Prawo i Sprawiedliwość przeprowadziło w ostatnich dniach akcję przedstawiania kolejnych pytań referendalnych. 15 października Polacy mają odpowiedzieć na cztery pytania, dotyczące fundamentalnych kwestii działania państwa polskiego. Pytania są następujące:
- Czy popierasz wyprzedaż państwowych przedsiębiorstw?
- Czy jesteś za podwyższeniem wieku emerytalnego wynoszącego dziś 60 lat dla kobiet i 65 lat dla mężczyzn?
- Czy popierasz przyjęcie tysięcy nielegalnych imigrantów z Bliskiego Wschodu i Afryki, zgodnie z przymusowym mechanizmem relokacji narzucanym przez biurokrację europejską?
- Czy popierasz likwidację bariery na granicy Rzeczypospolitej Polskiej z Republiką Białorusi?
Opozycja próbuje podważać ideę przeprowadzania referendum, proponując nawet jego bojkot. To często ci sami politycy, którzy w 2015 roku namawiali do głosowania w referendum Bronisława Komorowskiego, które jeszcze jako prezydent ogłosił po przegranej pierwszej turze wyborów, by przypodobać się wyborcom Pawła Kukiza.

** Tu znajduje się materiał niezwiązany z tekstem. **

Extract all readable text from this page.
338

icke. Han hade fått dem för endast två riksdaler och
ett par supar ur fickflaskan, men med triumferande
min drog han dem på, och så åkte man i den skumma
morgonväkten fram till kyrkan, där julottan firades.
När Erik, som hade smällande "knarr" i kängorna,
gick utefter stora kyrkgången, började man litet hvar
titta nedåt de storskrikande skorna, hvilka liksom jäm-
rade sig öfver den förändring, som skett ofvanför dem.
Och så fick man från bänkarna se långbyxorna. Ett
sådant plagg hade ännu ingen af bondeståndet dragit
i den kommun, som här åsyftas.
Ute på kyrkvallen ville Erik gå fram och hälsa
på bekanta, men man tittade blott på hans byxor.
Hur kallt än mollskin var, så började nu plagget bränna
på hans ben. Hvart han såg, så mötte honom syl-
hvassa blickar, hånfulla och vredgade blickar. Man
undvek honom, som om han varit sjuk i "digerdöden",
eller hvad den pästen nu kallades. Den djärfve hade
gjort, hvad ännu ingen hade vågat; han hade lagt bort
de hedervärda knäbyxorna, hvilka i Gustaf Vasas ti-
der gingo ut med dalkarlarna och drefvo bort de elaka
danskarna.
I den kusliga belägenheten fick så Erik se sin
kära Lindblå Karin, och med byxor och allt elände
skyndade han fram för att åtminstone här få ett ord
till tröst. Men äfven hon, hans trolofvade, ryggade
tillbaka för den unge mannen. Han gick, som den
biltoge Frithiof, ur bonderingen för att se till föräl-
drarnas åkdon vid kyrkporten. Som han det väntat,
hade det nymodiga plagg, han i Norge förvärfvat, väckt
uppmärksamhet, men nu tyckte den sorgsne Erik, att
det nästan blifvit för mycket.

Do Michała Szczerby czy Marcina Kierwińskiego, którzy zaliczyli radykalny zwrot poglądów w sprawie referendum dołączył mający aspirację powrotu do wielkiej polityki Ryszard Petru.
- Nie wezmę udziału w referendum - napisał.
NIE WEZMĘ UDZIAŁU W
— Ryszard Petru (@RyszardPetru) August 14, 2023
REFERENDUM
Osiem lat temu Petru przekonywał, że udział w referendum jest ważny, choć nie rozwiąże wszystkich problemów Polaków. Prowadził nawet kampanię referendalną. Petru twierdził wówczas, że udział w referendum i oddanie głosów za zmianami to istotny etap zmian. Dziś twierdzi inaczej - czy dlatego, że pytań nie zadaje już Komorowski?